Tates Creek High School is the first in Fayette County Public Schools to offer Unified Track, which is under the Special Olympics umbrella. Unified Sports brings people with and without disabilities together on the same team to compete. Coach Chris Hawboldt heard about Unified Track at last year’s state meet and suggested it for Tates Creek, where colleagues who teach students with moderate and severe disabilities (MSD) eagerly signed up. “Most of my kids have gone to their brothers’ and sisters’ events and watched them on teams and clubs. We want them to feel like part of a team here at school just like everyone else,” teacher Kelli Burton said of her MSD students. “They practice with the track team, but peers help them participate at their level.”
When Burton put out the call for volunteers, senior Sarah Jordan was among a half-dozen who stepped up. “Special needs is dear to my heart, and I really want to help out,” said Sarah, who has cousins with MSD. She touted the Unified Track experience as “all-around amazing” for everyone involved. At practice and at meets, Sarah and the other peers are paired with the MSD athletes in each contest. For instance, the peers make sure the athletes line up properly in the box before they release the shot put; and in the dash, the peers run alongside their partners. “They can’t wait for practice after school and so look forward to it,” Sarah said of the MSD athletes. “It’s cool to watch them cheer each other on as they compete. It’s such a good atmosphere.”
Surrounded by supportive families, the Tates Creek students gathered in the stands to await their moment during the Commodore Classic, an invitational meet featuring several counties.
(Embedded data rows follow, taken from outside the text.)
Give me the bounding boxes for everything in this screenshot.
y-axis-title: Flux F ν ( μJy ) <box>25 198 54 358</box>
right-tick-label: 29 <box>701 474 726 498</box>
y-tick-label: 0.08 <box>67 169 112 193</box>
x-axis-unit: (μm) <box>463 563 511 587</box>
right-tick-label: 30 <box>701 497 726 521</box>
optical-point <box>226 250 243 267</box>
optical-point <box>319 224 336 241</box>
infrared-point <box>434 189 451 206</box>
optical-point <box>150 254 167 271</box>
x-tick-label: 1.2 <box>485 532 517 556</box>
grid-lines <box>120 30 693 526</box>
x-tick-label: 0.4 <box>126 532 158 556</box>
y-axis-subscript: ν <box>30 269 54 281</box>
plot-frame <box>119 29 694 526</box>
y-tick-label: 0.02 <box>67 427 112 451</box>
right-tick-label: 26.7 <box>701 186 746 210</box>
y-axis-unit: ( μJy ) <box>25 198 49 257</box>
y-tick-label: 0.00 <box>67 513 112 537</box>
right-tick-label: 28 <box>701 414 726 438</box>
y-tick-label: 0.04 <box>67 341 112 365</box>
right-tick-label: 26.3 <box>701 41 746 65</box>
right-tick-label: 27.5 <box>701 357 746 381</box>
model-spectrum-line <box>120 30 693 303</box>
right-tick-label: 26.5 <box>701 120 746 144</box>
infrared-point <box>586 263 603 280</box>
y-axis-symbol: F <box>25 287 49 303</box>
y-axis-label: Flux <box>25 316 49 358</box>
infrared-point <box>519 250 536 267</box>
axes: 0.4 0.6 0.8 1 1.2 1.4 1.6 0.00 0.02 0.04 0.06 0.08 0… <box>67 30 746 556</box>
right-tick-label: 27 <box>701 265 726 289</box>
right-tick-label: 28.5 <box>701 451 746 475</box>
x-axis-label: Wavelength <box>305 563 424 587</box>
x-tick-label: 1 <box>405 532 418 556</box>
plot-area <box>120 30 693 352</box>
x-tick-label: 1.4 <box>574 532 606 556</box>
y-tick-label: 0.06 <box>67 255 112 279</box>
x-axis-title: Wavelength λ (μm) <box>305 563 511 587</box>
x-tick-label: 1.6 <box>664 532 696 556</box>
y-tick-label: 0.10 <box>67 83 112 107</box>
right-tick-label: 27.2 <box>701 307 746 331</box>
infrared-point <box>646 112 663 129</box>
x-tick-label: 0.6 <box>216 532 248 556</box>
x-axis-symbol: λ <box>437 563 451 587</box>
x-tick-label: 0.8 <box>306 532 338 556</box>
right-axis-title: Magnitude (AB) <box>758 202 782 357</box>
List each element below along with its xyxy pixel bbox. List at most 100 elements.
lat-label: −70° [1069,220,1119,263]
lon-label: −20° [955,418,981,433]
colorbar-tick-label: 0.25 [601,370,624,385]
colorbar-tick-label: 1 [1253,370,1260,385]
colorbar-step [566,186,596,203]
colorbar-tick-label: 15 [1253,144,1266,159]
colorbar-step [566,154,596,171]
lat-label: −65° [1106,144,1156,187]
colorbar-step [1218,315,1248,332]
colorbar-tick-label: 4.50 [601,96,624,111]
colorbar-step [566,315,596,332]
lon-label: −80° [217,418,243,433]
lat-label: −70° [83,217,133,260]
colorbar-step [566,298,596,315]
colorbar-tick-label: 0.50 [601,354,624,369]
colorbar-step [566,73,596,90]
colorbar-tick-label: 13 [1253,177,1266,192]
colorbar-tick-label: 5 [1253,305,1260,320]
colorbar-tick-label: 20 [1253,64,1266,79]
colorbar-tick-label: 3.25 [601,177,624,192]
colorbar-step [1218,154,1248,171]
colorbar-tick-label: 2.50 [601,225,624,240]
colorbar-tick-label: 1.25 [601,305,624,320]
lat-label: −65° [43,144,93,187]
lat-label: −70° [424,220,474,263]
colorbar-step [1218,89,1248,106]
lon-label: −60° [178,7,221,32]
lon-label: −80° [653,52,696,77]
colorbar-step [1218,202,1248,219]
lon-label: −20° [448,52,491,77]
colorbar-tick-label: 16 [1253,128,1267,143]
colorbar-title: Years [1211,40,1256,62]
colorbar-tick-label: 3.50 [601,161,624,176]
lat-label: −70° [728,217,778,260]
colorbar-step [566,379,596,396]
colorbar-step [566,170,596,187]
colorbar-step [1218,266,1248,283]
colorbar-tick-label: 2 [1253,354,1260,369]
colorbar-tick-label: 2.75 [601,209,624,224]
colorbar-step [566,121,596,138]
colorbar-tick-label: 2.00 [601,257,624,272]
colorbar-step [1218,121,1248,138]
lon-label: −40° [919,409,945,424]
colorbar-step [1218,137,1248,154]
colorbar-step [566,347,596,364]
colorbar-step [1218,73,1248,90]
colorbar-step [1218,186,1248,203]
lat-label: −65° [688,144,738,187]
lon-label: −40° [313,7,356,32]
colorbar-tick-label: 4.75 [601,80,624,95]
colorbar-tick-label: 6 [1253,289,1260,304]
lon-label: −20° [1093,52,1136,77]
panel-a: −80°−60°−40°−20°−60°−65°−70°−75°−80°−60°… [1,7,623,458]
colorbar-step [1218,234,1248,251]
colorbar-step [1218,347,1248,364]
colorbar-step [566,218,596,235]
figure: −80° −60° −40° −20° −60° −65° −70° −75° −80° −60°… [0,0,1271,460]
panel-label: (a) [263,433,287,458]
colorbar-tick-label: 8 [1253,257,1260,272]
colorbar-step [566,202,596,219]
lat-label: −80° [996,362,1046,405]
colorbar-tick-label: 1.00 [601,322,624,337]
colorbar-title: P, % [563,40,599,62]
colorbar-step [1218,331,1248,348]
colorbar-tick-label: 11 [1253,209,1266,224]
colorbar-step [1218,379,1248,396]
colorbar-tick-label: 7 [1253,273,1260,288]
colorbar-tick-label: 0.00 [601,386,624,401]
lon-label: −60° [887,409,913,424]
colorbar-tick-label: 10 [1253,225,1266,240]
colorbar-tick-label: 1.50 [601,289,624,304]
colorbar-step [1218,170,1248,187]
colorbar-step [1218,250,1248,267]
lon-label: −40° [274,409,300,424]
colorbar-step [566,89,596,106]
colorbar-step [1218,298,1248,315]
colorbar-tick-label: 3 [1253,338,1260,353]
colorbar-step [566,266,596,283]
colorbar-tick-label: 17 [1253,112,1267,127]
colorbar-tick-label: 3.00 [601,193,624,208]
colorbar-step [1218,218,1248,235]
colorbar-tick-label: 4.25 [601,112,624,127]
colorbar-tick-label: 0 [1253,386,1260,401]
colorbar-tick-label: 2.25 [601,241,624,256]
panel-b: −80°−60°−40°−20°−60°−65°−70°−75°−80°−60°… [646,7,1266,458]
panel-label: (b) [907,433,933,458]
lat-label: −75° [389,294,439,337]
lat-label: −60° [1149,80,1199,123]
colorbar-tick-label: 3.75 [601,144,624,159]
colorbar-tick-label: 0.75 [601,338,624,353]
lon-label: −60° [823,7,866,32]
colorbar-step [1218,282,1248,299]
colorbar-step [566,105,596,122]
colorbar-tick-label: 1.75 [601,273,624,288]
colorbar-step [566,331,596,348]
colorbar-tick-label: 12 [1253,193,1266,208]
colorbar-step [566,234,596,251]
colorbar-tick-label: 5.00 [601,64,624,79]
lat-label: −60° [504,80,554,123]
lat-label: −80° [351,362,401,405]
Sophomore Allison Vassil was ready to run, saying, “I know I’m going to win. It’s easy for me.” Since her group was the only one competing in the Unified events, the day’s lineup was limited to the 100-meter dash and the shot put, where each MSD athlete took three turns. Unified Track also allows students to compete in the long jump and the 4x100 relay. “It’s great that she gets to be part of something at school and be on a team,” said Laureen Vassil, Allison’s mother, whose camera was at the ready.
Later, as the Unified Track athletes lingered on the grassy infield, one boy accepted shot-put tips from Lafayette High School senior Landon Young. Landon, a multi-sport athlete, also praised the Commodores’ initiative with special-needs students. “It gets them out in the community and gets their faces out there,” he said. “They get out here and interact, and we like seeing their smiles and giving them high-fives.”
Burton hopes interest and participation will grow at Tates Creek and throughout the district. Meanwhile, her students look forward to May’s regional and state meets, where they can meet Unified Track teams from other Kentucky schools. “Our athletes are so overjoyed to get to be a part of their school track team,” Burton said. “Needless to say, their parents are equally thrilled to be in the stands among all the other high school parents and watching their children represent TCHS.”